In hypertrophic cardiomyopathy it is important to always consider non-sarcomeric variants of HCM, termed ‘phenocopies’, such as  Fabry’s disease (prevalence 4% of HCM). Also one should keep in mind that thickening of the LV wall can be caused by amyloidosis (amyloid depositions) and sarcoidosis (granulomatous disease).
It is difficult to distinguish morphologically mild HCM (wall thickness 13–15mm) from hypertrophy in athletes.
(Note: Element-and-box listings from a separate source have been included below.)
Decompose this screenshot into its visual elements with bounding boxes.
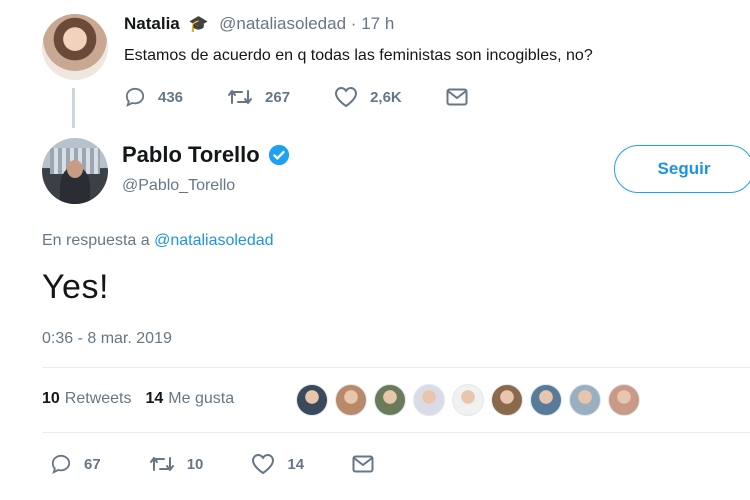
parent-author-name[interactable]: Natalia bbox=[124, 14, 180, 33]
reply-handle-link[interactable]: @nataliasoledad bbox=[154, 232, 273, 249]
parent-tweet-time[interactable]: 17 h bbox=[361, 14, 394, 33]
parent-tweet-header: Natalia 🎓 @nataliasoledad · 17 h bbox=[124, 14, 394, 34]
thread-connector bbox=[72, 88, 75, 128]
retweet-icon bbox=[149, 457, 174, 471]
dm-button[interactable] bbox=[352, 455, 386, 473]
liker-avatar[interactable] bbox=[491, 384, 523, 416]
heart-icon bbox=[335, 86, 358, 108]
parent-like-count: 2,6K bbox=[370, 88, 402, 106]
natalia-avatar[interactable] bbox=[42, 14, 108, 80]
liker-avatar[interactable] bbox=[452, 384, 484, 416]
liker-avatar[interactable] bbox=[608, 384, 640, 416]
like-button[interactable]: 14 bbox=[251, 453, 304, 475]
parent-tweet: Natalia 🎓 @nataliasoledad · 17 h Estamos… bbox=[0, 0, 750, 130]
likes-stat-label: Me gusta bbox=[168, 390, 235, 407]
reply-icon bbox=[125, 87, 145, 107]
parent-reply-button[interactable]: 436 bbox=[124, 87, 183, 107]
parent-tweet-text: Estamos de acuerdo en q todas las femini… bbox=[124, 47, 593, 64]
likes-stat-count: 14 bbox=[145, 390, 164, 407]
liker-avatar[interactable] bbox=[569, 384, 601, 416]
author-name-row[interactable]: Pablo Torello bbox=[122, 142, 290, 168]
liker-avatar[interactable] bbox=[413, 384, 445, 416]
envelope-icon bbox=[446, 88, 468, 106]
parent-retweet-count: 267 bbox=[265, 88, 291, 106]
parent-reply-count: 436 bbox=[158, 88, 184, 106]
verified-badge-icon bbox=[268, 144, 289, 166]
tweet-text: Yes! bbox=[42, 268, 109, 306]
avatar-face bbox=[67, 160, 83, 178]
retweets-stat-label: Retweets bbox=[64, 390, 132, 407]
retweets-stat-count: 10 bbox=[42, 390, 60, 407]
graduation-cap-icon: 🎓 bbox=[188, 16, 209, 33]
likes-stat[interactable]: 14 Me gusta bbox=[146, 390, 235, 408]
author-name[interactable]: Pablo Torello bbox=[122, 142, 260, 168]
separator-dot: · bbox=[350, 14, 357, 33]
author-handle[interactable]: @Pablo_Torello bbox=[122, 177, 235, 195]
reply-context: En respuesta a @nataliasoledad bbox=[42, 232, 274, 250]
tweet-actions: 67 10 14 bbox=[50, 453, 434, 475]
divider-top bbox=[42, 367, 750, 368]
parent-like-button[interactable]: 2,6K bbox=[334, 86, 402, 108]
pablo-avatar[interactable] bbox=[42, 138, 108, 204]
retweet-button[interactable]: 10 bbox=[149, 454, 204, 474]
parent-retweet-button[interactable]: 267 bbox=[227, 87, 290, 107]
parent-dm-button[interactable] bbox=[446, 88, 480, 106]
heart-icon bbox=[252, 453, 275, 475]
follow-button[interactable]: Seguir bbox=[614, 145, 750, 193]
liker-avatar[interactable] bbox=[335, 384, 367, 416]
liker-avatar[interactable] bbox=[374, 384, 406, 416]
retweet-count: 10 bbox=[186, 455, 204, 473]
parent-author-handle[interactable]: @nataliasoledad bbox=[219, 14, 346, 33]
liker-avatars bbox=[296, 384, 647, 416]
liker-avatar[interactable] bbox=[530, 384, 562, 416]
reply-prefix: En respuesta a bbox=[42, 232, 150, 249]
engagement-stats: 10 Retweets 14 Me gusta bbox=[42, 390, 248, 408]
divider-bottom bbox=[42, 432, 750, 433]
like-count: 14 bbox=[287, 455, 305, 473]
retweets-stat[interactable]: 10 Retweets bbox=[42, 390, 132, 408]
reply-count: 67 bbox=[84, 455, 101, 473]
retweet-icon bbox=[228, 90, 253, 104]
reply-icon bbox=[51, 454, 71, 474]
liker-avatar[interactable] bbox=[296, 384, 328, 416]
envelope-icon bbox=[352, 455, 374, 473]
tweet-timestamp[interactable]: 0:36 - 8 mar. 2019 bbox=[42, 330, 172, 348]
reply-button[interactable]: 67 bbox=[50, 454, 101, 474]
parent-tweet-actions: 436 267 2,6K bbox=[124, 86, 524, 108]
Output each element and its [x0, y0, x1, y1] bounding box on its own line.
Diagnosis of HCM is facilitated by the presence of repolarisation abnormalities (ST depression and/or negative T-waves in the lateral and/or inferior leads) or pathological Q waves on the ECG.
Echocardiography may be helpful as the LV mass is  <134 g/m² in males or  <110 g/m² in females, LV cavity (> 55 mm) is commonly enlarged in athletes but small (< 45 mm) in HCM; diastolic function is normal or enhanced in athletes but usually impaired in HCM; and left atrial size is normal in athletes but often increased in HCM. VO2 max is > 50 ml/kg/min in athletes but not in HCM; see figure 7. [10]  [11]
If in serious doubt over the nature of hypertrophy – a period of detraining would reverse the hypertrophy associated with training, but not in a pathological state. [12]  [13]  
The period of detraining required is short because physiological hypertrophy regresses to normal, on average within 13 weeks, irrespective of the duration of the preceding training.[14]